Podophyllotoxin (PPT), a lignan extracted from the roots and stems of Podophyllum species, exhibits significant enterotoxicity that limits its clinical application. However, its underlying mechanisms remain unclear. This...Podophyllotoxin (PPT), a lignan extracted from the roots and stems of Podophyllum species, exhibits significant enterotoxicity that limits its clinical application. However, its underlying mechanisms remain unclear. This study aimed to elucidate the mechanisms underlying PPT-induced enterotoxicity. Changes in body weight, fecal morphology, toxic phenotypes, and histopathological features were evaluated. 3D reconstruction, 16S rRNA sequencing, targeted short-chain fatty acids (SCFAs) analysis, and inflammatory cytokine assays were performed. The findings demonstrated that PPT induced pathological changes in rats, including weight loss, diarrhea, and colonic damage. PPT administration significantly reduced beneficial bacteria such as Lactobacillus, while increasing harmful bacteria such as Escherichia-Shigella.

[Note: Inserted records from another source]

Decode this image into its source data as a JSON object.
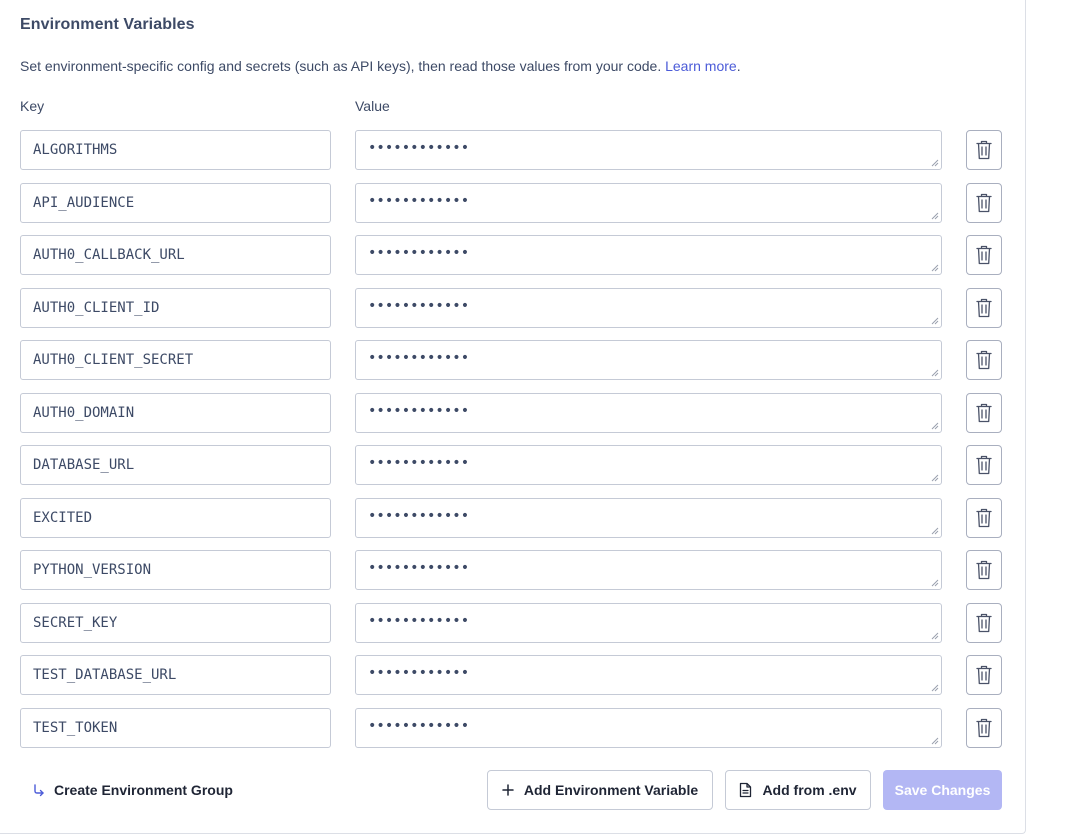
{
  "section": {
    "title": "Environment Variables",
    "description": "Set environment-specific config and secrets (such as API keys), then read those values from your code.",
    "learn_more": "Learn more",
    "period": "."
  },
  "columns": {
    "key": "Key",
    "value": "Value"
  },
  "variables": [
    {
      "key": "ALGORITHMS",
      "value_masked": "••••••••••••"
    },
    {
      "key": "API_AUDIENCE",
      "value_masked": "••••••••••••"
    },
    {
      "key": "AUTH0_CALLBACK_URL",
      "value_masked": "••••••••••••"
    },
    {
      "key": "AUTH0_CLIENT_ID",
      "value_masked": "••••••••••••"
    },
    {
      "key": "AUTH0_CLIENT_SECRET",
      "value_masked": "••••••••••••"
    },
    {
      "key": "AUTH0_DOMAIN",
      "value_masked": "••••••••••••"
    },
    {
      "key": "DATABASE_URL",
      "value_masked": "••••••••••••"
    },
    {
      "key": "EXCITED",
      "value_masked": "••••••••••••"
    },
    {
      "key": "PYTHON_VERSION",
      "value_masked": "••••••••••••"
    },
    {
      "key": "SECRET_KEY",
      "value_masked": "••••••••••••"
    },
    {
      "key": "TEST_DATABASE_URL",
      "value_masked": "••••••••••••"
    },
    {
      "key": "TEST_TOKEN",
      "value_masked": "••••••••••••"
    }
  ],
  "footer": {
    "create_group": "Create Environment Group",
    "create_group_icon": "arrow-return-icon",
    "add_variable": "Add Environment Variable",
    "add_variable_icon": "plus-icon",
    "add_from_env": "Add from .env",
    "add_from_env_icon": "document-icon",
    "save": "Save Changes"
  },
  "colors": {
    "accent": "#4b5bd8",
    "save_disabled": "#b3b7f4",
    "border": "#c5cad6",
    "text": "#3d4a66"
  }
}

The predicted pathways of bacterial invasion of epithelial cells and lipopolysaccharide biosynthesis were significantly upregulated. Levels of pro-inflammatory cytokines, including tumor necrosis factor-alpha (TNF-α) and interleukin-6 (IL-6), were also increased. Additionally, the expression of undecaprenyl-diphosphate synthase (UPPS) and SCFAs production was reduced. These findings indicate that PPT may alter gut microbial composition, increase Escherichia-Shigella invasion in the intestinal epithelial cells, promote lipopolysaccharide production, enhance the release of pro-inflammatory cytokines, including TNF-α and IL-6, and inhibit UPPS expression and SCFAs generation, collectively contributing to enterotoxicity. This study provides novel insights into the mechanisms behind PPT-induced enterotoxicity, which is essential for preventing and treating PPT toxicity.